At the second session, panellists discussed why are we as a nation presenting to the world through our cultural tourism, the charm of local communities, traditions, folklore, arts, spaces and our values.

Speaking at the session,Vijai Vardhan, additional chief secretary, Department of Tourism, Government of Haryana, pointed towards how tourism is yet another factor that determines the quality of luxury that we, as a country, can offer. “I was surprised to see a huge man-made pond in Kurukshetra, which is known as the Brahmasarovar — unknown and undiscovered. It is a huge area where many saints and sages from various parts of the country come and live.
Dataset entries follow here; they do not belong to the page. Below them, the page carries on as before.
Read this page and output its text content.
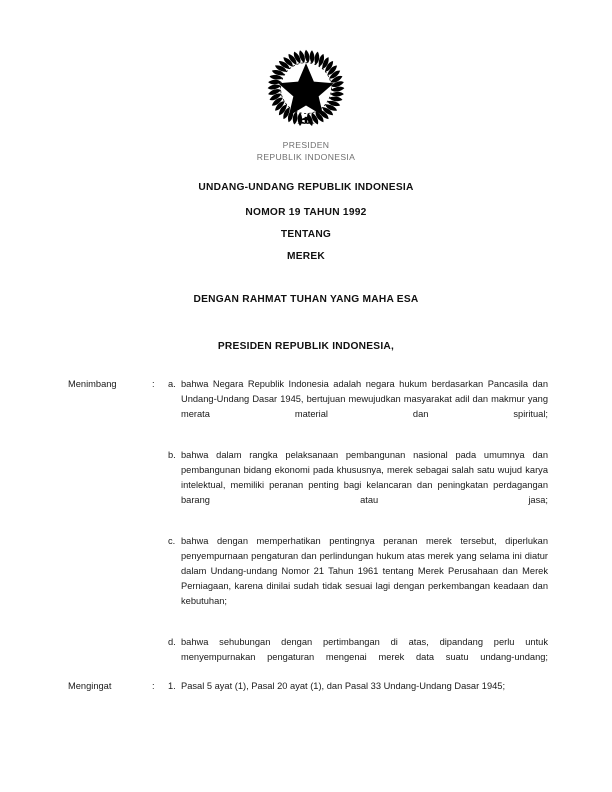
PRESIDEN
REPUBLIK INDONESIA
UNDANG-UNDANG REPUBLIK INDONESIA
NOMOR 19 TAHUN 1992
TENTANG
MEREK
DENGAN RAHMAT TUHAN YANG MAHA ESA
PRESIDEN REPUBLIK INDONESIA,
Menimbang	:	a. bahwa Negara Republik Indonesia adalah negara hukum berdasarkan Pancasila dan Undang-Undang Dasar 1945, bertujuan mewujudkan masyarakat adil dan makmur yang merata material dan spiritual;
b. bahwa dalam rangka pelaksanaan pembangunan nasional pada umumnya dan pembangunan bidang ekonomi pada khususnya, merek sebagai salah satu wujud karya intelektual, memiliki peranan penting bagi kelancaran dan peningkatan perdagangan barang atau jasa;
c. bahwa dengan memperhatikan pentingnya peranan merek tersebut, diperlukan penyempurnaan pengaturan dan perlindungan hukum atas merek yang selama ini diatur dalam Undang-undang Nomor 21 Tahun 1961 tentang Merek Perusahaan dan Merek Perniagaan, karena dinilai sudah tidak sesuai lagi dengan perkembangan keadaan dan kebutuhan;
d. bahwa sehubungan dengan pertimbangan di atas, dipandang perlu untuk menyempurnakan pengaturan mengenai merek data suatu undang-undang;
Mengingat	:	1. Pasal 5 ayat (1), Pasal 20 ayat (1), dan Pasal 33 Undang-Undang Dasar 1945;
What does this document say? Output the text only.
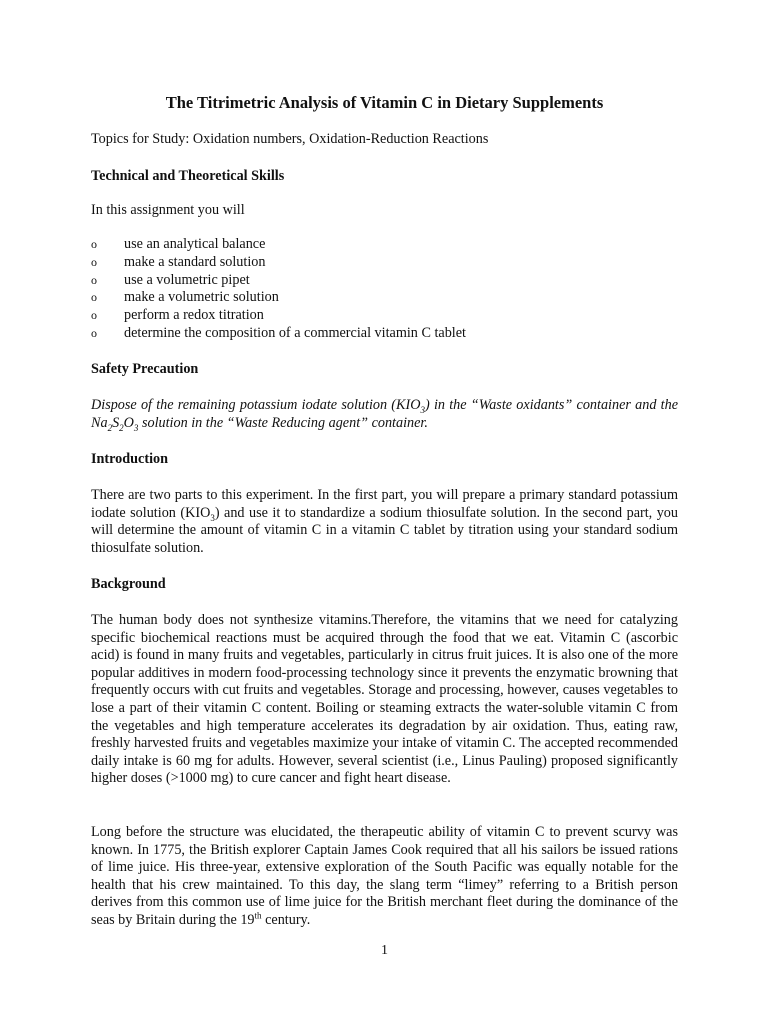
The Titrimetric Analysis of Vitamin C in Dietary Supplements

Topics for Study: Oxidation numbers, Oxidation-Reduction Reactions

Technical and Theoretical Skills

In this assignment you will

o use an analytical balance
o make a standard solution
o use a volumetric pipet
o make a volumetric solution
o perform a redox titration
o determine the composition of a commercial vitamin C tablet

Safety Precaution

Dispose of the remaining potassium iodate solution $(KIO_3)$ in the “Waste oxidants” container and the $Na_2S_2O_3$ solution in the “Waste Reducing agent” container.

Introduction

There are two parts to this experiment. In the first part, you will prepare a primary standard potassium iodate solution $(KIO_3)$ and use it to standardize a sodium thiosulfate solution. In the second part, you will determine the amount of vitamin C in a vitamin C tablet by titration using your standard sodium thiosulfate solution.

Background

The human body does not synthesize vitamins.Therefore, the vitamins that we need for catalyzing specific biochemical reactions must be acquired through the food that we eat. Vitamin C (ascorbic acid) is found in many fruits and vegetables, particularly in citrus fruit juices. It is also one of the more popular additives in modern food-processing technology since it prevents the enzymatic browning that frequently occurs with cut fruits and vegetables. Storage and processing, however, causes vegetables to lose a part of their vitamin C content. Boiling or steaming extracts the water-soluble vitamin C from the vegetables and high temperature accelerates its degradation by air oxidation. Thus, eating raw, freshly harvested fruits and vegetables maximize your intake of vitamin C. The accepted recommended daily intake is 60 mg for adults. However, several scientist (i.e., Linus Pauling) proposed significantly higher doses (>1000 mg) to cure cancer and fight heart disease.

Long before the structure was elucidated, the therapeutic ability of vitamin C to prevent scurvy was known. In 1775, the British explorer Captain James Cook required that all his sailors be issued rations of lime juice. His three-year, extensive exploration of the South Pacific was equally notable for the health that his crew maintained. To this day, the slang term “limey” referring to a British person derives from this common use of lime juice for the British merchant fleet during the dominance of the seas by Britain during the 19th century.

1
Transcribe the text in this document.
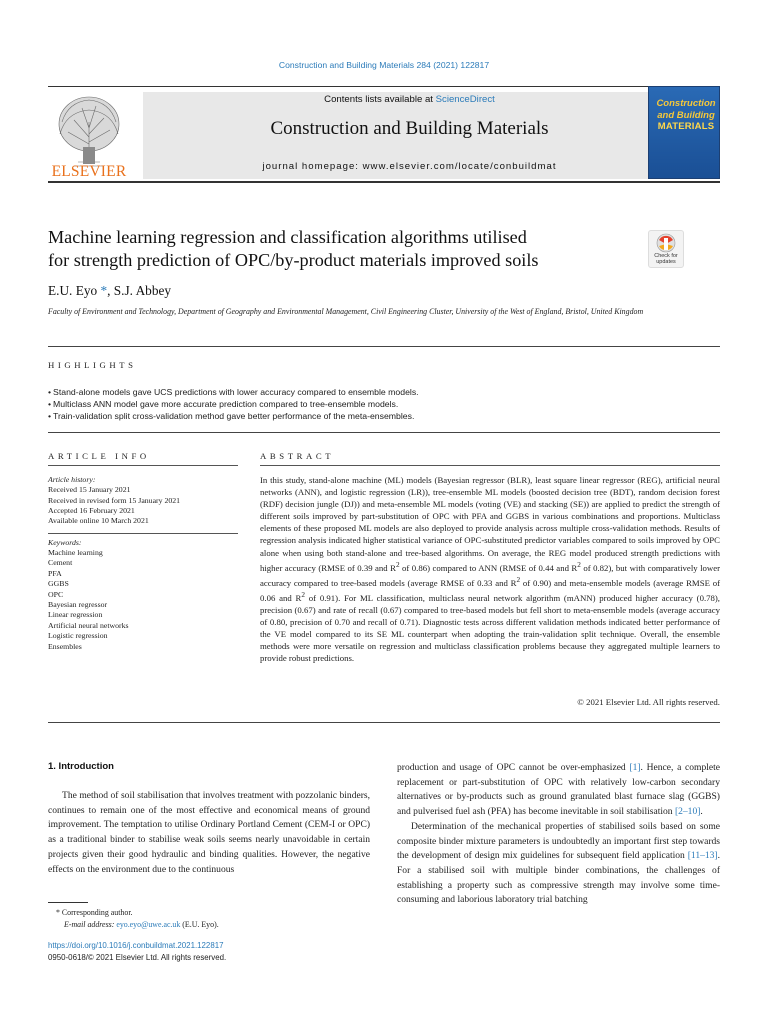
Construction and Building Materials 284 (2021) 122817
ELSEVIER
Contents lists available at ScienceDirect
Construction and Building Materials
journal homepage: www.elsevier.com/locate/conbuildmat
Construction
and Building
MATERIALS
Machine learning regression and classification algorithms utilised
for strength prediction of OPC/by-product materials improved soils	Check for updates
E.U. Eyo *, S.J. Abbey
Faculty of Environment and Technology, Department of Geography and Environmental Management, Civil Engineering Cluster, University of the West of England, Bristol, United Kingdom
HIGHLIGHTS
• Stand-alone models gave UCS predictions with lower accuracy compared to ensemble models.
• Multiclass ANN model gave more accurate prediction compared to tree-ensemble models.
• Train-validation split cross-validation method gave better performance of the meta-ensembles.
ARTICLE INFO	ABSTRACT
Article history:
Received 15 January 2021
Received in revised form 15 January 2021
Accepted 16 February 2021
Available online 10 March 2021
Keywords:
Machine learning
Cement
PFA
GGBS
OPC
Bayesian regressor
Linear regression
Artificial neural networks
Logistic regression
Ensembles
In this study, stand-alone machine (ML) models (Bayesian regressor (BLR), least square linear regressor (REG), artificial neural networks (ANN), and logistic regression (LR)), tree-ensemble ML models (boosted decision tree (BDT), random decision forest (RDF) decision jungle (DJ)) and meta-ensemble ML models (voting (VE) and stacking (SE)) are applied to predict the strength of different soils improved by part-substitution of OPC with PFA and GGBS in various combinations and proportions. Multiclass elements of these proposed ML models are also deployed to provide analysis across multiple cross-validation methods. Results of regression analysis indicated higher statistical variance of OPC-substituted predictor variables compared to soils improved by OPC alone when using both stand-alone and tree-based algorithms. On average, the REG model produced strength predictions with higher accuracy (RMSE of 0.39 and $R^2$ of 0.86) compared to ANN (RMSE of 0.44 and $R^2$ of 0.82), but with comparatively lower accuracy compared to tree-based models (average RMSE of 0.33 and $R^2$ of 0.90) and meta-ensemble models (average RMSE of 0.06 and $R^2$ of 0.91). For ML classification, multiclass neural network algorithm (mANN) produced higher accuracy (0.78), precision (0.67) and rate of recall (0.67) compared to tree-based models but fell short to meta-ensemble models (average accuracy of 0.80, precision of 0.70 and recall of 0.71). Diagnostic tests across different validation methods indicated better performance of the VE model compared to its SE ML counterpart when adopting the train-validation split technique. Overall, the ensemble methods were more versatile on regression and multiclass classification problems because they aggregated multiple learners to provide robust predictions.
© 2021 Elsevier Ltd. All rights reserved.
1. Introduction

The method of soil stabilisation that involves treatment with pozzolanic binders, continues to remain one of the most effective and economical means of ground improvement. The temptation to utilise Ordinary Portland Cement (CEM-I or OPC) as a traditional binder to stabilise weak soils seems nearly unavoidable in certain projects given their good hydraulic and binding qualities. However, the negative effects on the environment due to the continuous

production and usage of OPC cannot be over-emphasized [1]. Hence, a complete replacement or part-substitution of OPC with relatively low-carbon secondary alternatives or by-products such as ground granulated blast furnace slag (GGBS) and pulverised fuel ash (PFA) has become inevitable in soil stabilisation [2–10].

Determination of the mechanical properties of stabilised soils based on some composite binder mixture parameters is undoubtedly an important first step towards the development of design mix guidelines for subsequent field application [11–13]. For a stabilised soil with multiple binder combinations, the challenges of establishing a property such as compressive strength may involve some time-consuming and laborious laboratory trial batching

* Corresponding author.
E-mail address: eyo.eyo@uwe.ac.uk (E.U. Eyo).
https://doi.org/10.1016/j.conbuildmat.2021.122817
0950-0618/© 2021 Elsevier Ltd. All rights reserved.
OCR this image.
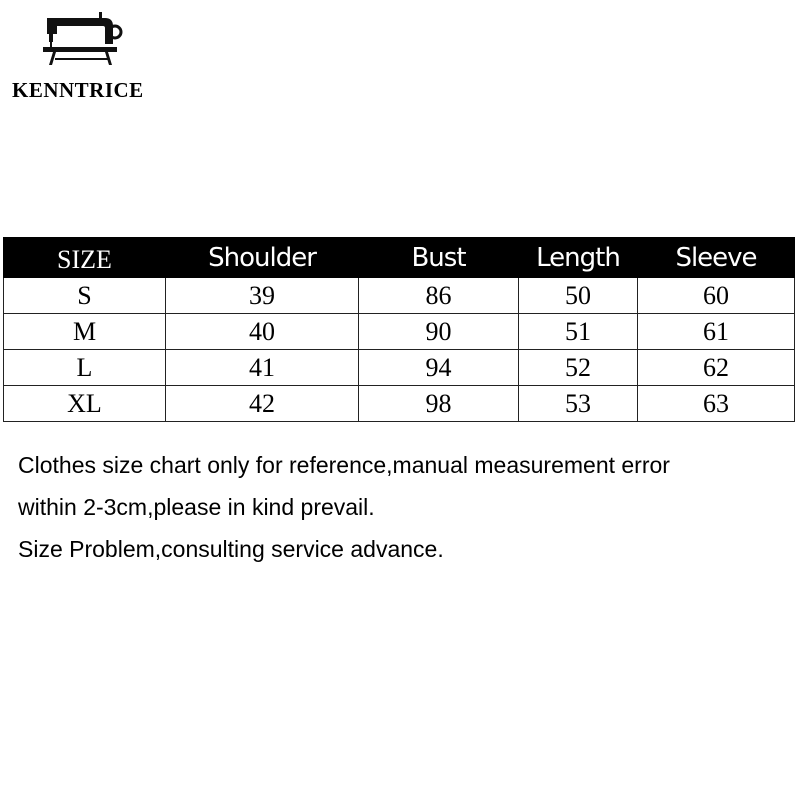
KENNTRICE
SIZE	Shoulder	Bust	Length	Sleeve
S	39	86	50	60
M	40	90	51	61
L	41	94	52	62
XL	42	98	53	63
Clothes size chart only for reference,manual measurement error
within 2-3cm,please in kind prevail.
Size Problem,consulting service advance.
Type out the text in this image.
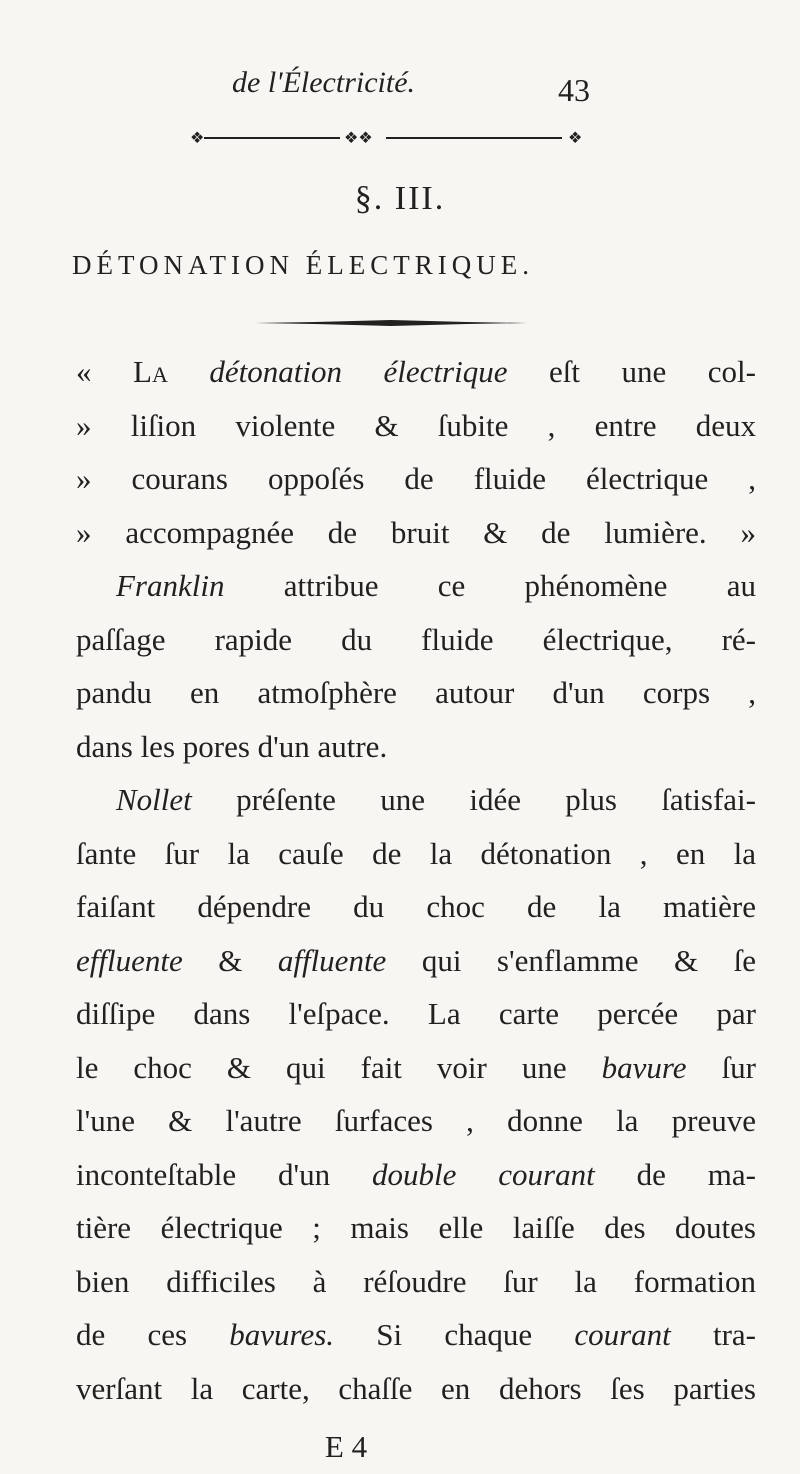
de l'Électricité.	43
❖	❖❖	❖
§. III.
DÉTONATION ÉLECTRIQUE.
« La détonation électrique eſt une col-
» liſion violente & ſubite , entre deux
» courans oppoſés de fluide électrique ,
» accompagnée de bruit & de lumière. »
Franklin attribue ce phénomène au
paſſage rapide du fluide électrique, ré-
pandu en atmoſphère autour d'un corps ,
dans les pores d'un autre.
Nollet préſente une idée plus ſatisfai-
ſante ſur la cauſe de la détonation , en la
faiſant dépendre du choc de la matière
effluente & affluente qui s'enflamme & ſe
diſſipe dans l'eſpace. La carte percée par
le choc & qui fait voir une bavure ſur
l'une & l'autre ſurfaces , donne la preuve
inconteſtable d'un double courant de ma-
tière électrique ; mais elle laiſſe des doutes
bien difficiles à réſoudre ſur la formation
de ces bavures. Si chaque courant tra-
verſant la carte, chaſſe en dehors ſes parties
E 4
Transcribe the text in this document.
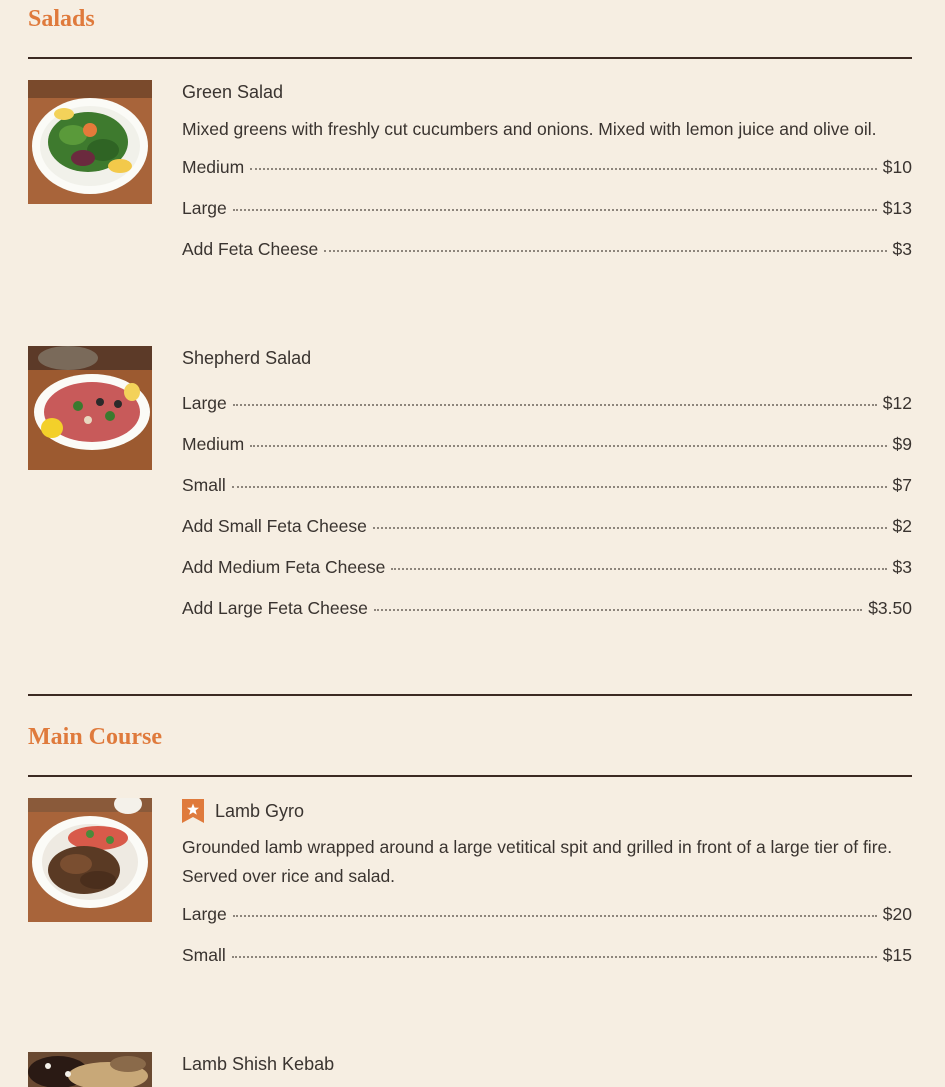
Salads
Green Salad
Mixed greens with freshly cut cucumbers and onions. Mixed with lemon juice and olive oil.
Medium	$10
Large	$13
Add Feta Cheese	$3
Shepherd Salad
Large	$12
Medium	$9
Small	$7
Add Small Feta Cheese	$2
Add Medium Feta Cheese	$3
Add Large Feta Cheese	$3.50
Main Course
Lamb Gyro
Grounded lamb wrapped around a large vetitical spit and grilled in front of a large tier of fire. Served over rice and salad.
Large	$20
Small	$15
Lamb Shish Kebab
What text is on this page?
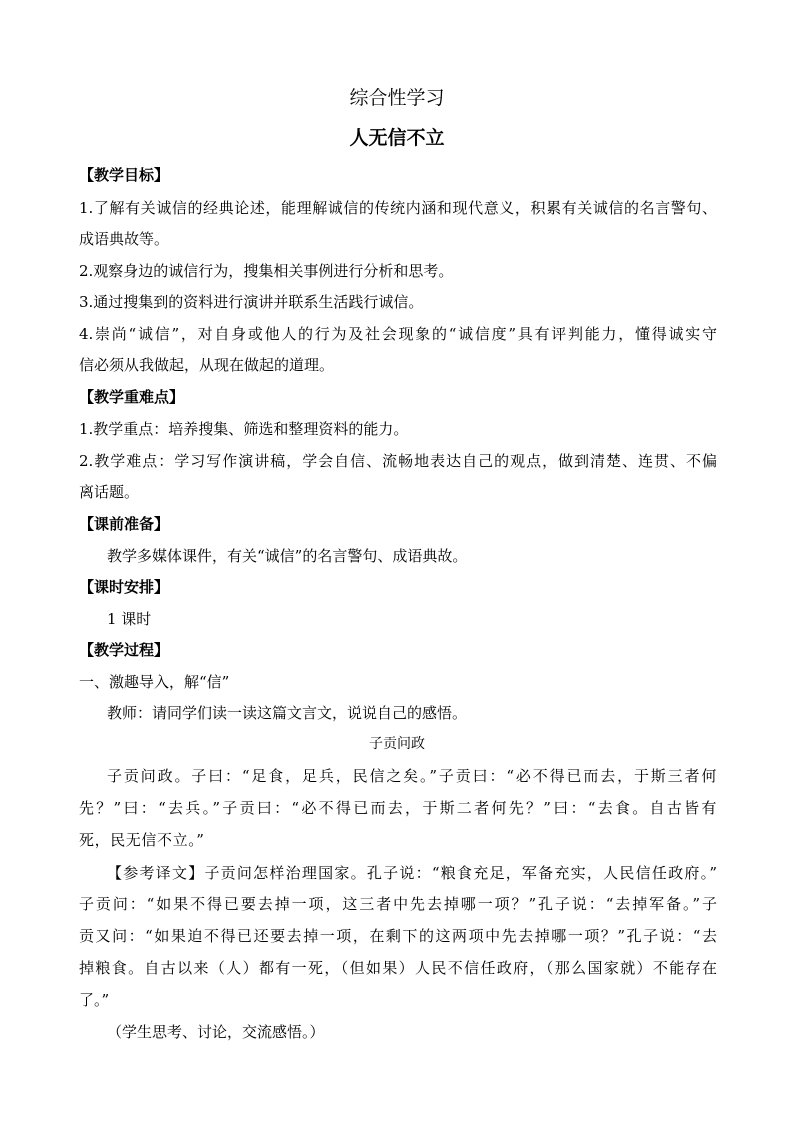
综合性学习
人无信不立
【教学目标】
1.了解有关诚信的经典论述，能理解诚信的传统内涵和现代意义，积累有关诚信的名言警句、
成语典故等。
2.观察身边的诚信行为，搜集相关事例进行分析和思考。
3.通过搜集到的资料进行演讲并联系生活践行诚信。
4.崇尚“诚信”，对自身或他人的行为及社会现象的“诚信度”具有评判能力，懂得诚实守
信必须从我做起，从现在做起的道理。
【教学重难点】
1.教学重点：培养搜集、筛选和整理资料的能力。
2.教学难点：学习写作演讲稿，学会自信、流畅地表达自己的观点，做到清楚、连贯、不偏
离话题。
【课前准备】
教学多媒体课件，有关“诚信”的名言警句、成语典故。
【课时安排】
1 课时
【教学过程】
一、激趣导入，解“信”
教师：请同学们读一读这篇文言文，说说自己的感悟。
子贡问政
子贡问政。子曰：“足食，足兵，民信之矣。”子贡曰：“必不得已而去，于斯三者何
先？”曰：“去兵。”子贡曰：“必不得已而去，于斯二者何先？”曰：“去食。自古皆有
死，民无信不立。”
【参考译文】子贡问怎样治理国家。孔子说：“粮食充足，军备充实，人民信任政府。”
子贡问：“如果不得已要去掉一项，这三者中先去掉哪一项？”孔子说：“去掉军备。”子
贡又问：“如果迫不得已还要去掉一项，在剩下的这两项中先去掉哪一项？”孔子说：“去
掉粮食。自古以来（人）都有一死，（但如果）人民不信任政府，（那么国家就）不能存在
了。”
（学生思考、讨论，交流感悟。）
You will be surprised to know how these people, who do not come from the upper echeleons of society, reside there for days and months. They never live in any hotels or resorts, but prefer the ashrams where they prepare their own food and survive on their own,” he said and added that a few kilometres near Kurukshetra, there is also the Geeta Updesh Sthal, where Lord Krishna gave the sermon in Mahabharata. “Even that has never been promoted as a tourist destination. There is a light and music show that takes place at the sight, depicting an episode from the epic too,” said he as he pointed out a few other monuments and heritage sites in the state which have not yet been completely explored.

So now the challenge for the Haryana Government, Vardhan pointed out, was about how to promote such spots, making them a brand and opening for the people.

Lal Tyabji added that today, people no longer want to look at dead monuments, the walls of which are stained with people’s names or paan splotches. “They want to see the live country and that is where the tangity of arts and craft comes in. Encouraging them to look at such monuments is itself making them in the light of luxury. Tourism could be one thing that can make the Brand India big,” she said and added that luxury is no longer the preserve of the royals but have much more to it today, when even the usual public can have it.